Wisła Kraków: Jerzy Brzęczek skomentował remis z Piastem Gliwice. Jest optymistycznie nastawiony
2022-04-04 09:01:05; Aktualizacja: 2 lata temuWisła Kraków zremisowała na własnym terenie 2-2 z Piastem Gliwice i wciąż jest jedyną drużyną, która wiosną nie odniosła żadnego zwycięstwa w Ekstraklasie. Opiekun „Białej Gwiazdy” Jerzy Brzęczek zapewnia jednak, że ta wkrótce zacznie wygrywać.
Wisła Kraków rozpoczęła kluczową dla losów utrzymania w Ekstraklasie serię spotkań. W niedzielę gościła na własnym terenie ekipę Piasta Gliwice, a stawką było zbliżenie się do bezpiecznego Zagłębia Lubin na jeden punkt.
Oba zespoły rozpoczęły spotkanie na niskiej intensywności, jednak z biegiem minut rosła liczba dogodnych sytuacji strzeleckich. Po wyjściu na prowadzenie Wisła Kraków mogła kilkukrotnie je podwyższyć, a w pierwszej połowie łącznie trzy razy trafiała w obramowanie bramki.
Po zmianie stron do głosu doszedł Piast Gliwice, który bezlitośnie wykorzystał niemrawy kwadrans gospodarzy. W ciągu dziesięciu minut Kamil Wilczek dwukrotnie cieszył się ze zdobytego gola, a Piast Gliwice osiągnął korzystny rezultat.Popularne
„Biała Gwiazda” zdołała ostatecznie doprowadzić do wyrównania, lecz nie wystarczyło jej zawodnikom sił do walki o zwycięstwo i oba zespoły podzieliły się punktami.
Trener Jerzy Brzęczek ocenił występ swoich podopiecznych. Komplementował ich w szczególności za grę w pierwszej połowie spotkania.
- Zobaczyliśmy bardzo dobre widowisko. W naszym wykonaniu w szczególności w pierwszych 45 minutach. Ilość stworzonych sytuacji, wyjście na prowadzenie, choć oczywiście zabrakło niestety trochę szczęścia, gdy piłka dwukrotnie wylądowała na poprzeczce, raz trafiła w słupek, bo myślę, że wtedy ten mecz zakończylibyśmy zwycięstwem.
- Na początku drugiej połowy popełniliśmy zbyt łatwe błędy. Rzut karny to trochę za dużo naiwności i to spowodowało, że napędziliśmy Piasta, ale gratuluję chłopakom za to, że gdy grasz z taką drużyną jak Piast i gdy przegrywasz to potrafisz wyrównać, co oczywiście stanowi dla nas ważny punkt – analizuje Brzęczek.
Remis może okazać się niewystarczający w kwestii wykaraskania się z trudnej sytuacji, w jakiej znalazła się Wisła Kraków, która wciąż zajmuje miejsce w strefie spadkowej. Aktualnie do bezpiecznego Zagłębia Lubin traci w tabeli trzy punkty. Opiekun „Białej Gwiazdy” zapewnia jednak, że ta wkrótce zacznie odnosić zwycięstwa.

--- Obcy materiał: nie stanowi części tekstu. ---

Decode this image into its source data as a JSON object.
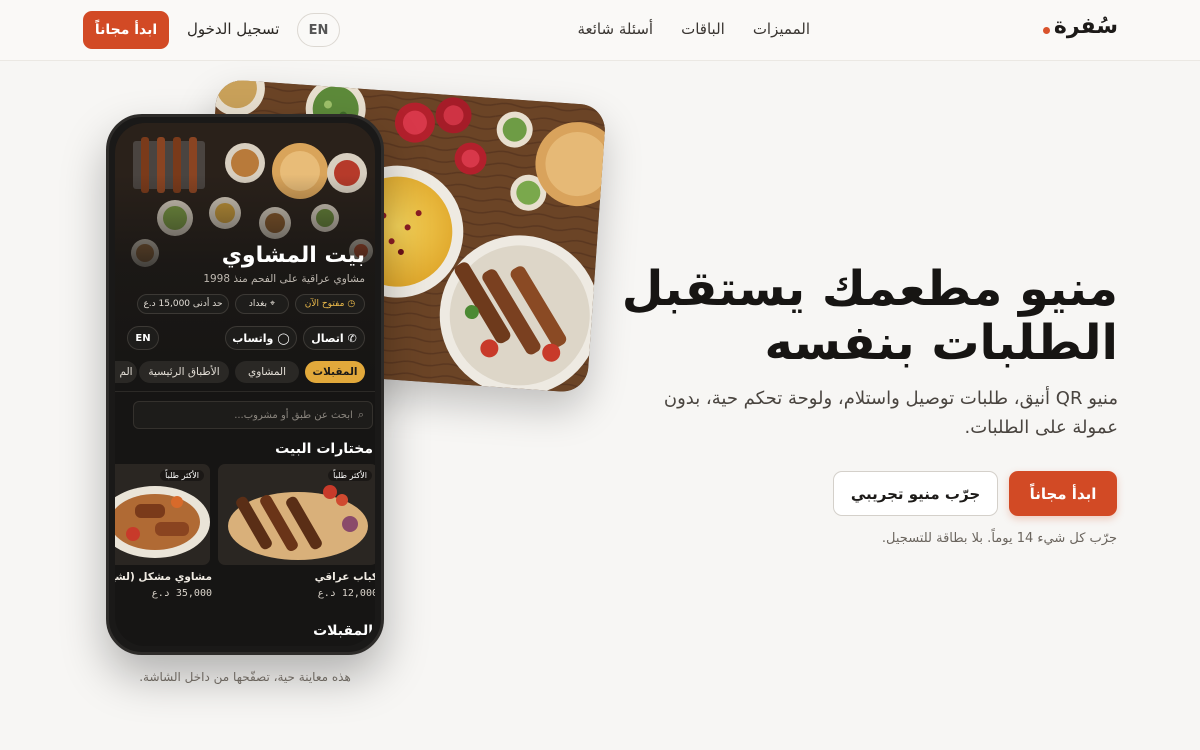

- Patrząc na naszą sytuację, bardziej bylibyśmy zadowoleni z trzech punktów. Mamy tylko jeden, ale z bardzo wymagającym przeciwnikiem. A z drugiej strony odrobiliśmy jeden punkt do Zagłębia Lubin. Patrząc na jakość naszej gry w tym spotkaniu, jak i w poprzednich, a także na rozwój tej drużyny - jestem bardzo optymistycznie nastawiony co do tego, że w następnych spotkaniach zaczniemy zwyciężać.
- Myślę, że każdy może obiektywnie ocenić to dzisiejsze spotkanie, które było bardzo dobrym widowiskiem. Warto zobaczyć na ilość stworzonych sytuacji, choć jeszcze niestety tego szczęścia nam brakuje. Myślę, że jest to bardzo ważna kwestia, która mam nadzieję przyjdzie w tym najważniejszym momencie – wierzy Brzęczek.